Dodger had to think for a moment before he said, ‘It’s only playing cards, you know; it’s not as if it’s important. I mean, it’s not real.’

This didn’t satisfy Solomon, who said, ‘I have never played it, but nevertheless a child playing with their parent would have to learn how to deceive them. And you say this is all a game?’

Dodger thought again. A game. Not a game of chance like the Crown and Anchor man, where you might even walk away with a pocket full of winnings. But a game to play as a family? Who had time for family games? Only babies, or children of the toffs. ‘It’s still just a game,’ he protested, and received one of Solomon’s stares, which if you were not careful would go right through your face and out the back of your head.

Solomon said, ‘What’s the difference when you are seven years old?’ The old man had gone red, and he waved the finger of God at Dodger. ‘Young man, the games we play are lessons we learn. The assumptions we make, things we ignore and things we change make us what we become.’

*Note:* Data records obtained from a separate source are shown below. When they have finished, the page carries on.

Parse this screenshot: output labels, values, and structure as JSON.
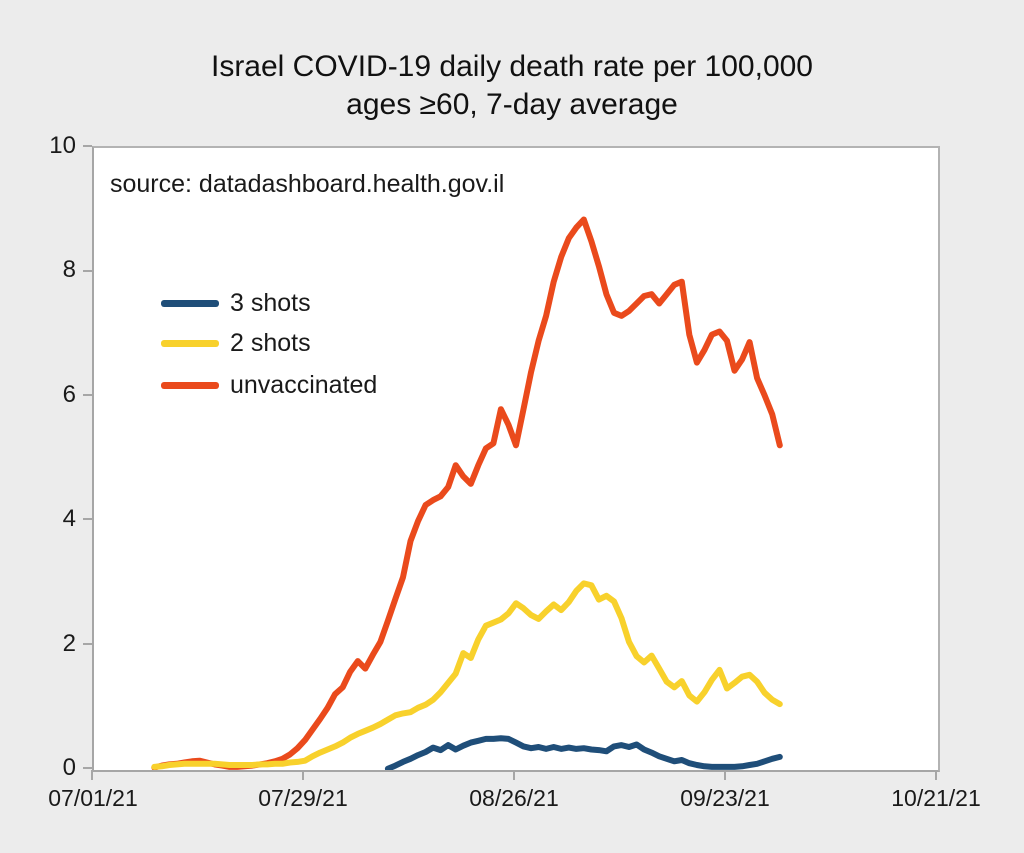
{
  "title": {
    "line1": "Israel COVID-19 daily death rate per 100,000",
    "line2": "ages ≥60, 7-day average"
  },
  "source_note": "source: datadashboard.health.gov.il",
  "legend": {
    "items": [
      {
        "label": "3 shots",
        "series_id": "three_shots"
      },
      {
        "label": "2 shots",
        "series_id": "two_shots"
      },
      {
        "label": "unvaccinated",
        "series_id": "unvaccinated"
      }
    ]
  },
  "axes": {
    "y_tick_labels": [
      "10",
      "8",
      "6",
      "4",
      "2",
      "0"
    ],
    "x_tick_labels": [
      "07/01/21",
      "07/29/21",
      "08/26/21",
      "09/23/21",
      "10/21/21"
    ]
  },
  "colors": {
    "background": "#ececec",
    "plot_background": "#ffffff",
    "axis": "#a6a6a6",
    "text": "#1a1a1a"
  },
  "chart_data": {
    "type": "line",
    "title": "Israel COVID-19 daily death rate per 100,000 ages ≥60, 7-day average",
    "source": "source: datadashboard.health.gov.il",
    "x_start_date": "07/01/21",
    "x_end_date": "10/21/21",
    "x_total_days": 112,
    "x_tick_interval_days": 28,
    "x_tick_labels": [
      "07/01/21",
      "07/29/21",
      "08/26/21",
      "09/23/21",
      "10/21/21"
    ],
    "y_min": 0,
    "y_max": 10,
    "y_ticks": [
      0,
      2,
      4,
      6,
      8,
      10
    ],
    "grid": false,
    "legend_position": "inside-left",
    "series": [
      {
        "id": "unvaccinated",
        "name": "unvaccinated",
        "color": "#ea4a1c",
        "start_day": 8,
        "start_date": "07/09/21",
        "end_date": "09/30/21",
        "values": [
          0.04,
          0.07,
          0.09,
          0.1,
          0.12,
          0.14,
          0.15,
          0.12,
          0.09,
          0.07,
          0.05,
          0.05,
          0.06,
          0.07,
          0.09,
          0.11,
          0.14,
          0.18,
          0.25,
          0.35,
          0.48,
          0.65,
          0.82,
          1.0,
          1.22,
          1.33,
          1.58,
          1.75,
          1.63,
          1.85,
          2.06,
          2.4,
          2.75,
          3.1,
          3.68,
          4.0,
          4.26,
          4.34,
          4.4,
          4.55,
          4.9,
          4.72,
          4.6,
          4.9,
          5.17,
          5.25,
          5.8,
          5.55,
          5.22,
          5.8,
          6.4,
          6.9,
          7.3,
          7.85,
          8.25,
          8.55,
          8.72,
          8.85,
          8.5,
          8.1,
          7.65,
          7.35,
          7.3,
          7.38,
          7.5,
          7.62,
          7.65,
          7.5,
          7.65,
          7.8,
          7.85,
          7.0,
          6.55,
          6.75,
          7.0,
          7.05,
          6.9,
          6.42,
          6.6,
          6.88,
          6.3,
          6.02,
          5.72,
          5.22
        ]
      },
      {
        "id": "two_shots",
        "name": "2 shots",
        "color": "#f8d12c",
        "start_day": 8,
        "start_date": "07/09/21",
        "end_date": "09/30/21",
        "values": [
          0.05,
          0.06,
          0.08,
          0.09,
          0.1,
          0.1,
          0.1,
          0.1,
          0.1,
          0.09,
          0.08,
          0.08,
          0.08,
          0.08,
          0.09,
          0.09,
          0.1,
          0.1,
          0.12,
          0.13,
          0.15,
          0.22,
          0.28,
          0.33,
          0.38,
          0.44,
          0.52,
          0.58,
          0.63,
          0.68,
          0.74,
          0.81,
          0.88,
          0.91,
          0.93,
          1.0,
          1.05,
          1.13,
          1.25,
          1.4,
          1.55,
          1.88,
          1.8,
          2.1,
          2.32,
          2.37,
          2.42,
          2.52,
          2.68,
          2.6,
          2.49,
          2.43,
          2.55,
          2.66,
          2.57,
          2.7,
          2.88,
          3.0,
          2.97,
          2.74,
          2.8,
          2.71,
          2.44,
          2.06,
          1.83,
          1.73,
          1.84,
          1.63,
          1.42,
          1.33,
          1.43,
          1.2,
          1.1,
          1.25,
          1.45,
          1.61,
          1.31,
          1.4,
          1.5,
          1.53,
          1.42,
          1.24,
          1.13,
          1.06
        ]
      },
      {
        "id": "three_shots",
        "name": "3 shots",
        "color": "#1f4e79",
        "start_day": 39,
        "start_date": "08/09/21",
        "end_date": "09/30/21",
        "values": [
          0.02,
          0.07,
          0.13,
          0.18,
          0.24,
          0.29,
          0.36,
          0.32,
          0.4,
          0.33,
          0.39,
          0.44,
          0.47,
          0.5,
          0.5,
          0.51,
          0.5,
          0.44,
          0.38,
          0.35,
          0.37,
          0.34,
          0.37,
          0.34,
          0.36,
          0.34,
          0.35,
          0.33,
          0.32,
          0.3,
          0.38,
          0.4,
          0.37,
          0.41,
          0.33,
          0.28,
          0.22,
          0.18,
          0.14,
          0.16,
          0.11,
          0.08,
          0.06,
          0.05,
          0.05,
          0.05,
          0.05,
          0.06,
          0.08,
          0.1,
          0.14,
          0.18,
          0.21
        ]
      }
    ]
  }
}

It was biblical stuff, right enough. But when Dodger thought about it, what was the difference? The whole of life was a game. But if it was a game, then were you the player or were you the pawn? It seeped into his mind that maybe Dodger could be more than just Dodger, if he cared to put some effort into it. It was a call to arms; it said: Get off your arse!

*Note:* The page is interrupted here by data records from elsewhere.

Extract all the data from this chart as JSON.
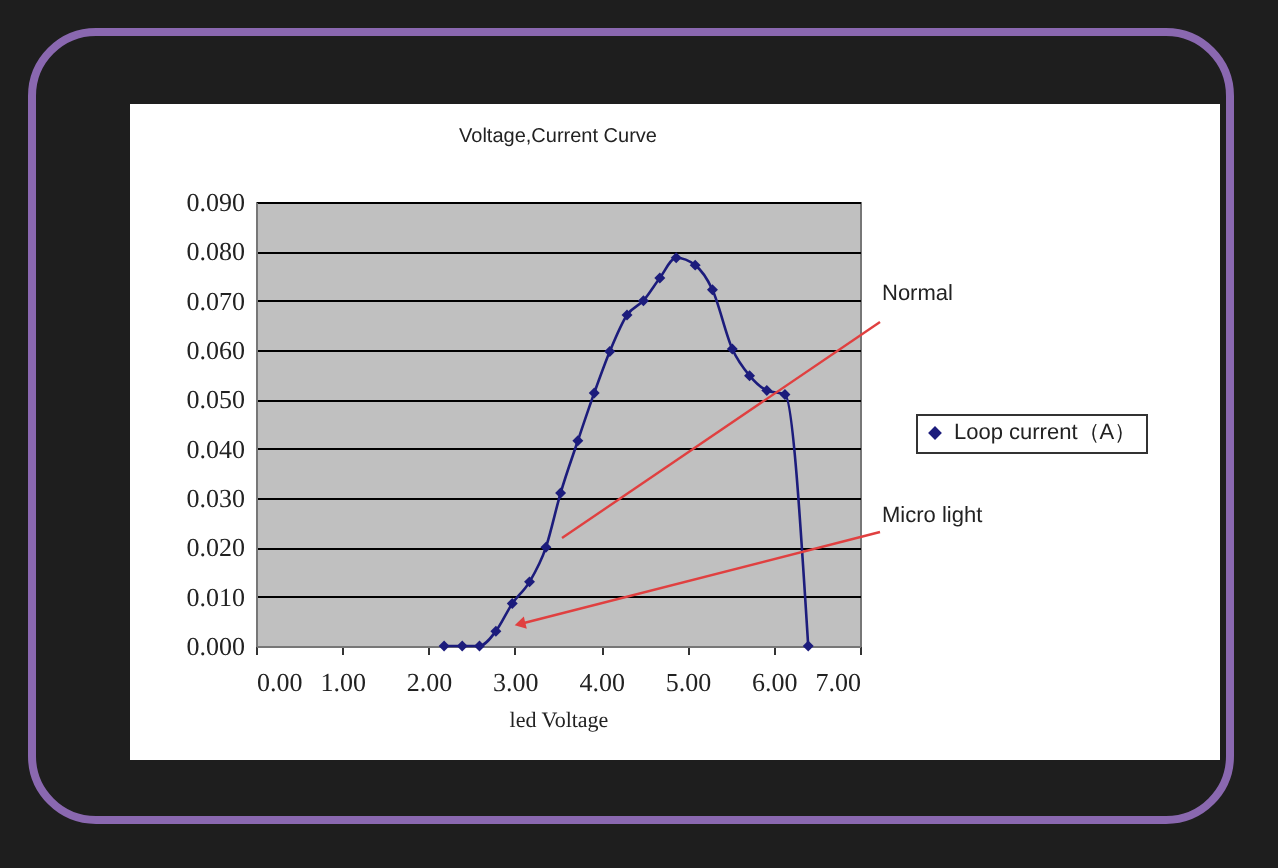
{
  "chart_data": {
    "type": "line",
    "title": "Voltage,Current Curve",
    "xlabel": "led Voltage",
    "x": [
      2.18,
      2.39,
      2.59,
      2.78,
      2.97,
      3.17,
      3.36,
      3.53,
      3.73,
      3.92,
      4.1,
      4.3,
      4.49,
      4.68,
      4.87,
      5.09,
      5.29,
      5.52,
      5.72,
      5.92,
      6.13,
      6.4
    ],
    "series": [
      {
        "name": "Loop current（A）",
        "color": "#1c1c7c",
        "values": [
          0.0,
          0.0,
          0.0,
          0.003,
          0.0086,
          0.013,
          0.02,
          0.031,
          0.0416,
          0.0513,
          0.0597,
          0.0671,
          0.07,
          0.0746,
          0.0787,
          0.0772,
          0.0722,
          0.0602,
          0.0548,
          0.0518,
          0.051,
          0.0
        ]
      }
    ],
    "xlim": [
      0,
      7
    ],
    "xticks": [
      {
        "value": 0,
        "label": "0.00"
      },
      {
        "value": 1,
        "label": "1.00"
      },
      {
        "value": 2,
        "label": "2.00"
      },
      {
        "value": 3,
        "label": "3.00"
      },
      {
        "value": 4,
        "label": "4.00"
      },
      {
        "value": 5,
        "label": "5.00"
      },
      {
        "value": 6,
        "label": "6.00"
      },
      {
        "value": 7,
        "label": "7.00"
      }
    ],
    "ylim": [
      0,
      0.09
    ],
    "yticks": [
      {
        "value": 0,
        "label": "0.000"
      },
      {
        "value": 0.01,
        "label": "0.010"
      },
      {
        "value": 0.02,
        "label": "0.020"
      },
      {
        "value": 0.03,
        "label": "0.030"
      },
      {
        "value": 0.04,
        "label": "0.040"
      },
      {
        "value": 0.05,
        "label": "0.050"
      },
      {
        "value": 0.06,
        "label": "0.060"
      },
      {
        "value": 0.07,
        "label": "0.070"
      },
      {
        "value": 0.08,
        "label": "0.080"
      },
      {
        "value": 0.09,
        "label": "0.090"
      }
    ],
    "annotations": [
      "Normal",
      "Micro light"
    ],
    "grid": "y",
    "legend": "right",
    "marker": "diamond",
    "line_style": "solid"
  }
}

The one thing you could say about this dirty old city, Dodger thought as he headed out of the attic, strutting along in his new suit with Onan at his heels, was that no matter how careful you were, somebody would see anything. The streets were so crowded that you were rubbing shoulders with people until you had no shoulders left; and the place to do a bit of rubbing now would be the Baron of Beef, or the Goat and Sixpence, or any of the less salubrious drinking establishments around the docks where you could get drunk for sixpence, dead drunk for a shilling, and possibly just dead for being so stupid as to step inside in the first place.

In those kind of places you found the toshers and the mudlarks hanging out with the girls, and that was really hanging out because half of them would had worn the arse out of their trousers by now. Those places were where you spent your time and your money, so that you could forget about the rats and the mud that stuck to everything, and the smells. Although after a while you got used to them, corpses that had been in the river for a while tended to have a fragrance of their very own, and you never forgot that smell of corruption, because it clung, heavy and solid, and you never wanted to smell it again, even though you knew you would.